In my previous post, I discussed the more modern philosophers, Bentham and Mill. Both are Utilitarians whose ethical philosophy is very similar to that of Epicurus, however with a twist. Rather than emphasize pleasure for the individual as the road to happiness, they emphasize maximizing pleasure for all citizens of a society. That is the twist – pursuing those actions that maximize pleasure for a collective society rather than individuals.
Both of these philosophers are considered consequentialists as well – the ends justify the means. In other words, what is important in not how you go about obtaining pleasure but rather the amount of pleasure that is secured. The goal of these philosophies is to reach happiness at all cost, and happiness is defined as pleasure (or the absence of pain).
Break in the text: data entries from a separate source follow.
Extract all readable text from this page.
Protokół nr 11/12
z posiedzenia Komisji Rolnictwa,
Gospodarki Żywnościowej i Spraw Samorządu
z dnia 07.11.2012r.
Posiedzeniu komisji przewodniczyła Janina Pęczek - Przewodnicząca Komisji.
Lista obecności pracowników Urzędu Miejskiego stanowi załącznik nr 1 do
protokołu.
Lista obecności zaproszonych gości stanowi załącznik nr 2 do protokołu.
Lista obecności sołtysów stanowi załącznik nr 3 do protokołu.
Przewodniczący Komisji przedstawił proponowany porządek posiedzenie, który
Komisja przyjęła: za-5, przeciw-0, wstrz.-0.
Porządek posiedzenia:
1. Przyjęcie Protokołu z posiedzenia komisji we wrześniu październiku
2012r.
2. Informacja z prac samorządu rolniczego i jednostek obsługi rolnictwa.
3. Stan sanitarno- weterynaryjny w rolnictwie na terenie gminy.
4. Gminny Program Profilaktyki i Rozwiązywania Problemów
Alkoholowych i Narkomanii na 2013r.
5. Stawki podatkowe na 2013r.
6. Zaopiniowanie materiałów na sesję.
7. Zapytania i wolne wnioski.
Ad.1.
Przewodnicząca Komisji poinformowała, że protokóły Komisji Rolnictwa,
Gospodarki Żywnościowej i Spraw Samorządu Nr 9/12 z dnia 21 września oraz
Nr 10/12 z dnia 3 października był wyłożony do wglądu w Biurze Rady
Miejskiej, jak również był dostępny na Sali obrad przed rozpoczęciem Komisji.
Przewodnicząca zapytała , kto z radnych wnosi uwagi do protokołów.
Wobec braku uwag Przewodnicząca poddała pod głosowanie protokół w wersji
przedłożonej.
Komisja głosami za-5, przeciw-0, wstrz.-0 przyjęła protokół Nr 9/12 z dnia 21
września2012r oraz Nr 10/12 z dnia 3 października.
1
In earlier posts, I discussed Scotus, who was a philosopher contemporary with Aquinas. He held similar positions as Aquinas but went further in promoting justice as being part of the moral good of our actions. Scotus was concerned that the philosophers before him placed too much emphasis in obtaining one’s own happiness and not enough concern with the flourishing of others. Essentially, Scotus took the virtue of justice (concern for others) and Aquinas’s love of neighbor and added additional weight to it to ensure that the concern for others was also not ignored in our actions. That additional emphasis on justice by Duns Scotus was the twist on the teachings of the ancient philosophers mentioned in my book.
The final philosopher that I mentioned in my last few posts was Kant. Like Scotus, Kant was concerned with moral actions and justice. But, unlike Scotus, Kant did not think that the goal of life was to achieve happiness. He believed that the goal of life was to perform one’s duty through moral actions, independent of the outcome of those actions. He believed that those individuals with a proper sense of reason would make the correct moral decisions by following the laws before us. While Kant was unique in his thinking, he still resembles the ancient Stoics. The Stoics believed that the virtues, and only the virtues, would provide the proper knowledge and reason to understand those actions necessary to achieve happiness. That is the twist – Kant resembles the Stoics’ regard for reason, even though he does not claim that the virtues will deliver the proper reason nor will reason lead to happiness but rather a sense of satisfaction for performing one’s duties properly.
So, we have discussed four influential philosophers that resemble the four ancient philosophers mentioned in my book. The reason that these four are not included in my book is that they don’t add enough to the narrative of the road to happiness and would simply complicate the description. They are just variations on a theme which has already been discussed by the ancient philosophers. However, they are worth mentioning in that they help to contrast and better define the road to happiness discussed in my book.
I hope that these last few post have been helpful. I also hope that after reviewing these alternative philosophies you might have a better appreciation of the road to happiness discussed in my book.